I always start with the text and my reading of it to figure out what was in Shakespeare’s head. Shakespeare didn’t care much about actual geography or chronology. In Othello the journey from Venice to Cyprus seems to take place in a matter of hours when it would have been many days in Shakespeare’s time. And I was struck by the fact that in Shakespeare’s day most of the major battles—partly because England is an island nation—took place at sea. So rather than set the play in the world of artillery or infantry, I thought, Wouldn’t it be interesting to explore it in a contemporary military and nautical world, something Marine-ish or Navy-ish.
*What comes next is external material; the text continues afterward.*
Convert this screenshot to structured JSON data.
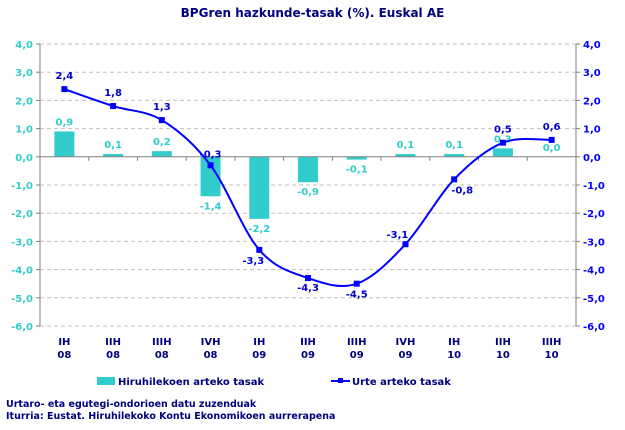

In Othello the sea battle in Cyprus never takes place because wind blows the Muslim Ottoman fleet off course and destroys them—as happened during Shakespeare’s time with the Spanish Armada (it wasn’t so much that the British conquered them than that winds killed them). So Shakespeare’s interest in that is not historical; it’s psychological, or almost mystical—that is, it’s a journey through a tempest, which as we know from The Tempest or from King Lear is always a potent metaphor for him.
The idea of telling the story backward, in retrospect, gives us license in reenacting it to set it anywhere. The challenge of doing it in the cozy confines of Theatre on the Run is that you have to find a unit set that will work; there’s not a whole lot of room to move scenery in and out, which I like, actually. I like finding a central metaphor for a particular production and going with it. The governing metaphor for the world of this play is that these people are meeting late at night without permission in the control room of some sort of nautical vessel—a ship, a submarine. The whole play is a psychological journey; it’s not a literal journey. We don’t have to adhere too closely to the kind of literal facts that Shakespeare didn’t care about, so we won’t. The basic world of this play will be like a conning tower control room or a nuclear submarine or a ship at sea or a ship docked somewhere.
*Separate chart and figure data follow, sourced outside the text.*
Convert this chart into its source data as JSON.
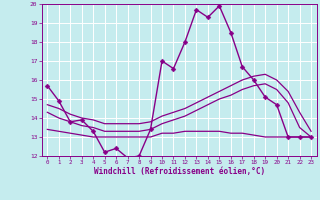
{
  "xlabel": "Windchill (Refroidissement éolien,°C)",
  "xlim": [
    -0.5,
    23.5
  ],
  "ylim": [
    12,
    20
  ],
  "yticks": [
    12,
    13,
    14,
    15,
    16,
    17,
    18,
    19,
    20
  ],
  "xticks": [
    0,
    1,
    2,
    3,
    4,
    5,
    6,
    7,
    8,
    9,
    10,
    11,
    12,
    13,
    14,
    15,
    16,
    17,
    18,
    19,
    20,
    21,
    22,
    23
  ],
  "background_color": "#c5ecee",
  "grid_color": "#ffffff",
  "line_color": "#880088",
  "curves": [
    {
      "x": [
        0,
        1,
        2,
        3,
        4,
        5,
        6,
        7,
        8,
        9,
        10,
        11,
        12,
        13,
        14,
        15,
        16,
        17,
        18,
        19,
        20,
        21,
        22,
        23
      ],
      "y": [
        15.7,
        14.9,
        13.8,
        13.9,
        13.3,
        12.2,
        12.4,
        11.9,
        12.0,
        13.4,
        17.0,
        16.6,
        18.0,
        19.7,
        19.3,
        19.9,
        18.5,
        16.7,
        16.0,
        15.1,
        14.7,
        13.0,
        13.0,
        13.0
      ],
      "marker": "D",
      "marker_size": 2.5,
      "linewidth": 1.0
    },
    {
      "x": [
        0,
        1,
        2,
        3,
        4,
        5,
        6,
        7,
        8,
        9,
        10,
        11,
        12,
        13,
        14,
        15,
        16,
        17,
        18,
        19,
        20,
        21,
        22,
        23
      ],
      "y": [
        14.7,
        14.5,
        14.2,
        14.0,
        13.9,
        13.7,
        13.7,
        13.7,
        13.7,
        13.8,
        14.1,
        14.3,
        14.5,
        14.8,
        15.1,
        15.4,
        15.7,
        16.0,
        16.2,
        16.3,
        16.0,
        15.4,
        14.3,
        13.3
      ],
      "marker": null,
      "linewidth": 0.9
    },
    {
      "x": [
        0,
        1,
        2,
        3,
        4,
        5,
        6,
        7,
        8,
        9,
        10,
        11,
        12,
        13,
        14,
        15,
        16,
        17,
        18,
        19,
        20,
        21,
        22,
        23
      ],
      "y": [
        14.3,
        14.0,
        13.8,
        13.6,
        13.5,
        13.3,
        13.3,
        13.3,
        13.3,
        13.4,
        13.7,
        13.9,
        14.1,
        14.4,
        14.7,
        15.0,
        15.2,
        15.5,
        15.7,
        15.8,
        15.5,
        14.8,
        13.5,
        13.0
      ],
      "marker": null,
      "linewidth": 0.9
    },
    {
      "x": [
        0,
        1,
        2,
        3,
        4,
        5,
        6,
        7,
        8,
        9,
        10,
        11,
        12,
        13,
        14,
        15,
        16,
        17,
        18,
        19,
        20,
        21,
        22,
        23
      ],
      "y": [
        13.4,
        13.3,
        13.2,
        13.1,
        13.0,
        13.0,
        13.0,
        13.0,
        13.0,
        13.0,
        13.2,
        13.2,
        13.3,
        13.3,
        13.3,
        13.3,
        13.2,
        13.2,
        13.1,
        13.0,
        13.0,
        13.0,
        13.0,
        13.0
      ],
      "marker": null,
      "linewidth": 0.9
    }
  ]
}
The first scene, which is between Iago and Roderigo, will likely take place via some sort of surveillance cam; there will be video footage shown on surveillance camera as if it’s captured in some entranceway or elevator or convenience store, and they’re plotting. This will be by way of saying, This is what you did; we have you red-handed; now just tell us why. And that’s really what the play is. More than a whodunit—most audience members know that already—it’s a whydunit. It’s a psychological thriller.
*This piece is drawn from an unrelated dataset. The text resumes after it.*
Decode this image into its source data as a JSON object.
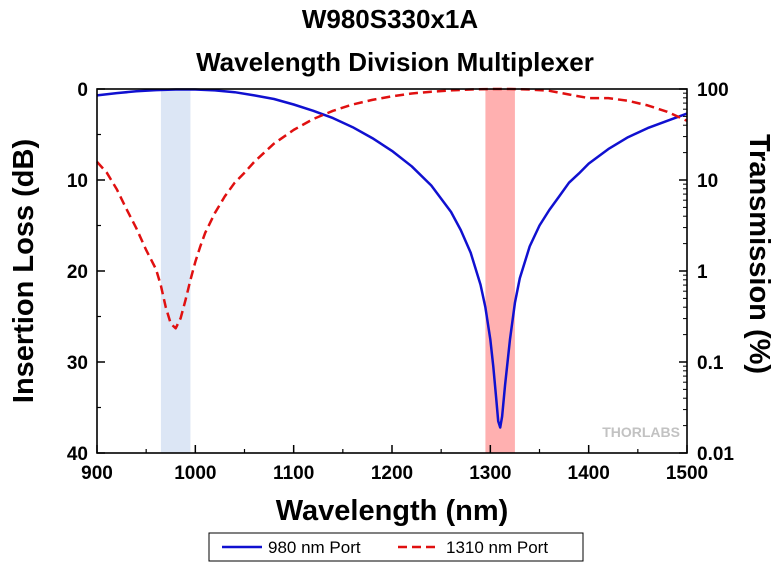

What kind of experience can the audience expect from the show?
Ultimately it’s a tragedy. It’s very wrenching and sad what happens to this glorious couple, this marriage between Desdemona and Othello. They are star-crossed lovers, ill-fated, because he’s from a different culture. He is military through and through; he is not used to being in civilian clothing in civilian territory. He is much older than she is. She on the other hand had many other suitors, turned them all down and chose Othello. There are glimpses of what those two are to each other and could have been to each other. Some of the most beautiful and heightened poetry that Shakespeare ever wrote about relationships exists in the brief exchanges between Othello and Desdemona and in words that they use about each other. It’s a very moving love story. These are two who should’ve been able to overcome these odds and create one of the great marriages, one of the great romances of all literature. And it was shipwrecked by one guy’s machinations. So experiencing that story—along with the meta-story of what happened and why—is a large part of the journey of this play.